The regime and the opposition are negotiating in Mexico to find a solution to the country’s precarious situation
Venezuela’s President Nicolás Maduro has made the lifting of sanctions as part of the dialogue between the government and the Venezuelan opposition in Mexico City a condition for holding elections in the Latin American country. In this sense, he specified that the sanctions weighing on the oil industry “contrary to the laws of free trade” and “free production”, while at the same time stressing that the recent measures taken by the United States, which allowing the oil company Chevron to resume its extraction activities in Venezuela in a “limited” manner, “are not enough”.
“We are going to achieve sooner rather than later that Venezuela is freed from all criminal sanctions: 763 criminal sanctions that are like a sword around the neck and neck of all Venezuelans and all Venezuelans,” he said.

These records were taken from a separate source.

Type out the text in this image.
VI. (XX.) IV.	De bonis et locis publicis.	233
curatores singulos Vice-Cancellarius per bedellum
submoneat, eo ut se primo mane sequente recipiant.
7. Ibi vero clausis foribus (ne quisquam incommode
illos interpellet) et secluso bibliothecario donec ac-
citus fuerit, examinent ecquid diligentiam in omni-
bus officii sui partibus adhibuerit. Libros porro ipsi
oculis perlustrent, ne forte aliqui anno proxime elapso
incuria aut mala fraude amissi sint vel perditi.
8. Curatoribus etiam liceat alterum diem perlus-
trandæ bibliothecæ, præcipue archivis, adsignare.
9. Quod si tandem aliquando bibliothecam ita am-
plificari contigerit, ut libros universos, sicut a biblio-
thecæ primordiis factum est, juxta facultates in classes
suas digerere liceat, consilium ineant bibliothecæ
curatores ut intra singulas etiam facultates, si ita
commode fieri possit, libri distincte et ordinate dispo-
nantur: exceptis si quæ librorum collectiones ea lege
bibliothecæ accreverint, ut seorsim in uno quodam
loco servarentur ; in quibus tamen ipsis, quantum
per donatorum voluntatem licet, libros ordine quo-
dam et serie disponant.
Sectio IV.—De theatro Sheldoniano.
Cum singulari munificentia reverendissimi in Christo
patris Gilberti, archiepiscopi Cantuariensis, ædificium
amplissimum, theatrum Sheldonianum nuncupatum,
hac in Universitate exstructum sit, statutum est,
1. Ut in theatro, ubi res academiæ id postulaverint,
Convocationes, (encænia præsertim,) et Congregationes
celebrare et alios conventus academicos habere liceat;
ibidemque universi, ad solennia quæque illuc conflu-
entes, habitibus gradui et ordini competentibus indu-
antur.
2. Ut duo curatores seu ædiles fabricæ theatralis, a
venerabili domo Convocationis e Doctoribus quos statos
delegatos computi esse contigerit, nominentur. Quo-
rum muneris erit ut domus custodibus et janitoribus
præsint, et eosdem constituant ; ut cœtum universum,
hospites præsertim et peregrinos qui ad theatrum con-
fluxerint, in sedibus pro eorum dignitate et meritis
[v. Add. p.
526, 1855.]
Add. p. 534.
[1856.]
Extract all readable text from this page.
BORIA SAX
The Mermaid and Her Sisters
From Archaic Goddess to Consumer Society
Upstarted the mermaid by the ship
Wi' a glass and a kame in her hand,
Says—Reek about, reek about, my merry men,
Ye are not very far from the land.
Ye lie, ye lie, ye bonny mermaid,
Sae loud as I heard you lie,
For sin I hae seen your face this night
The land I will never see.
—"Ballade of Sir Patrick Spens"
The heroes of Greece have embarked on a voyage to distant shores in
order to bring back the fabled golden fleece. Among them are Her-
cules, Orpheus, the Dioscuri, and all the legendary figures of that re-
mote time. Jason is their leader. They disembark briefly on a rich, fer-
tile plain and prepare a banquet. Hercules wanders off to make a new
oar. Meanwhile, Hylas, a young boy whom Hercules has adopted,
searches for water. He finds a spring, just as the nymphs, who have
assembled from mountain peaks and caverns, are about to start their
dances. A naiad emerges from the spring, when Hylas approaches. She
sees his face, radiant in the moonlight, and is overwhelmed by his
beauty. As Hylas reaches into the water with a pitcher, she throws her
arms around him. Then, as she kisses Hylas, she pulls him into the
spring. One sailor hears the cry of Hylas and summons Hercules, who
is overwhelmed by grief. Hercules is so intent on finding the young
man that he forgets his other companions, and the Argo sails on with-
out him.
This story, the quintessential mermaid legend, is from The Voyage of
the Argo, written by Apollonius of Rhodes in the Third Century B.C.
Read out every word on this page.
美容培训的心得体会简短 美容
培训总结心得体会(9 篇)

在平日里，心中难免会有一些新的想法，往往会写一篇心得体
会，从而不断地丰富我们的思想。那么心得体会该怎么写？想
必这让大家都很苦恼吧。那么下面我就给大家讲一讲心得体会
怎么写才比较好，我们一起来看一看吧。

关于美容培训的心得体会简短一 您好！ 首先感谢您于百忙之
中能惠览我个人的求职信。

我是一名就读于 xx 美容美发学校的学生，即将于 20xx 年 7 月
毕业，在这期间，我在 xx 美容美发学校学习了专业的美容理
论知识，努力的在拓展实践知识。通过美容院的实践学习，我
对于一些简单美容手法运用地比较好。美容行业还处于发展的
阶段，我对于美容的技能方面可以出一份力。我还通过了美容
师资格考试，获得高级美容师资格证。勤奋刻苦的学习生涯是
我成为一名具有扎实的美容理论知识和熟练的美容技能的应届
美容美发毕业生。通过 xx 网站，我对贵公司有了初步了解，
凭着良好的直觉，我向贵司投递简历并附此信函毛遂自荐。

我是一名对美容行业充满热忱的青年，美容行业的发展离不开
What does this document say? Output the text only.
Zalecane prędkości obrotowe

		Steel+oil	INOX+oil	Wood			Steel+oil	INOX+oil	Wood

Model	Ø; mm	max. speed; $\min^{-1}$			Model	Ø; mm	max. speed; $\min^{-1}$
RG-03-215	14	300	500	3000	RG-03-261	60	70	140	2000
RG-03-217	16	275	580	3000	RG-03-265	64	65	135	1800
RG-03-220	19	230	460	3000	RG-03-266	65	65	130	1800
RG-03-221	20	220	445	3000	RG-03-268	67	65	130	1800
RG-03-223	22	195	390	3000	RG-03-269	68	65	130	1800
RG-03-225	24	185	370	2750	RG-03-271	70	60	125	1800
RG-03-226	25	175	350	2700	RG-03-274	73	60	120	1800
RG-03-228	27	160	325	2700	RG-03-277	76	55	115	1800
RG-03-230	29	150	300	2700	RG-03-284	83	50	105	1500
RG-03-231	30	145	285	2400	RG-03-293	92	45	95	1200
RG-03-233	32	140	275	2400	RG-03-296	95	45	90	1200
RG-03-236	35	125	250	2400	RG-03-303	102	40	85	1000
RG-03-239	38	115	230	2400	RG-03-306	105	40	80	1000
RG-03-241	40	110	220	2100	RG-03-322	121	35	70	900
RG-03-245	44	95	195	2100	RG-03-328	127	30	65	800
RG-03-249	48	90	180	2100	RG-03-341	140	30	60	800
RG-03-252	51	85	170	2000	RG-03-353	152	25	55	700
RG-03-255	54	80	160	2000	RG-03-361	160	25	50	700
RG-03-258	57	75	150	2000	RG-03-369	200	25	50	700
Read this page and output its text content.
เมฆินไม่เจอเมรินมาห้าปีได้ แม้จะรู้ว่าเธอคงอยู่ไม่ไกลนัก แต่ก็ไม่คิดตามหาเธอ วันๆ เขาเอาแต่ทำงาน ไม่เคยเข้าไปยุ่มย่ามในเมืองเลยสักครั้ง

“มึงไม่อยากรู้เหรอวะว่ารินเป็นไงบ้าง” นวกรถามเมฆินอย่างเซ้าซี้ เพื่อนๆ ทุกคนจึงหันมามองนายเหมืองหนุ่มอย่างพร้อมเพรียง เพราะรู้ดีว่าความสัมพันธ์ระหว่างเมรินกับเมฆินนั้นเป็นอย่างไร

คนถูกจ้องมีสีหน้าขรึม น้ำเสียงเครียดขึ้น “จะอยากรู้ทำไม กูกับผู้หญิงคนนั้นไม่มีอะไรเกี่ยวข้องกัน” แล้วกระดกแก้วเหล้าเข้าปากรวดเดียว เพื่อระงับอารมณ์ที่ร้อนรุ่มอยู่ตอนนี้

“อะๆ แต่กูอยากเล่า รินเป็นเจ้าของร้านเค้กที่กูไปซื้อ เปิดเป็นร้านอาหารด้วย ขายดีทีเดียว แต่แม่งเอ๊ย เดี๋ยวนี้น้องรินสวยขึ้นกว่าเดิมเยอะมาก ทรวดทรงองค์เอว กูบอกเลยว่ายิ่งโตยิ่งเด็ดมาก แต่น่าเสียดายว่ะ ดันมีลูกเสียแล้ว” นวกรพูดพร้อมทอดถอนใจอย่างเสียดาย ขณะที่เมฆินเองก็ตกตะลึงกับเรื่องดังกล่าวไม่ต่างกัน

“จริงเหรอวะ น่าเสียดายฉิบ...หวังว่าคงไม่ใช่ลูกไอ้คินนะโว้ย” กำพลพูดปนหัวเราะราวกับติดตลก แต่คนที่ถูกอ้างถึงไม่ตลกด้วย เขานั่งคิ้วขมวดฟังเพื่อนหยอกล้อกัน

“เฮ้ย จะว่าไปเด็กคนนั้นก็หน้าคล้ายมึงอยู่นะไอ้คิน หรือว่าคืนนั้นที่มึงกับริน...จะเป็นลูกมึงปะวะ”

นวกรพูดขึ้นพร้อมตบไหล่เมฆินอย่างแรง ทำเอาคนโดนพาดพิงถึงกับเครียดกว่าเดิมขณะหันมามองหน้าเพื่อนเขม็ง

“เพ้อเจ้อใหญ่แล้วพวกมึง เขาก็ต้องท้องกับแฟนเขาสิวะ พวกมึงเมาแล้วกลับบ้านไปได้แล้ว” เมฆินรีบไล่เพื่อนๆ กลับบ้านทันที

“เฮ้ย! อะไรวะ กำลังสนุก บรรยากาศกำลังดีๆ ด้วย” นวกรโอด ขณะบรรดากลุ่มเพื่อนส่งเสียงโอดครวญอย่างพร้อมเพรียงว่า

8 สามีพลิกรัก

Maduro has also set out, as reported by the Venezuelan television network, that the government will “again promote dialogue” as Caracas wants “elections free from sanctions” and “free from unilateral coercive measures”.
“I wanted to celebrate with you the success of the agreement. I think they brought me the agreement that was signed in Mexico last Saturday, November 26,” he said, adding that it was an “intensively elaborated” pact, with components of a “social nature.” “The essence is to recover more than $3 billion that has been detained, frozen and kidnapped from bank accounts in the United States and Europe belonging to the Venezuelan state,” he assured at a press conference.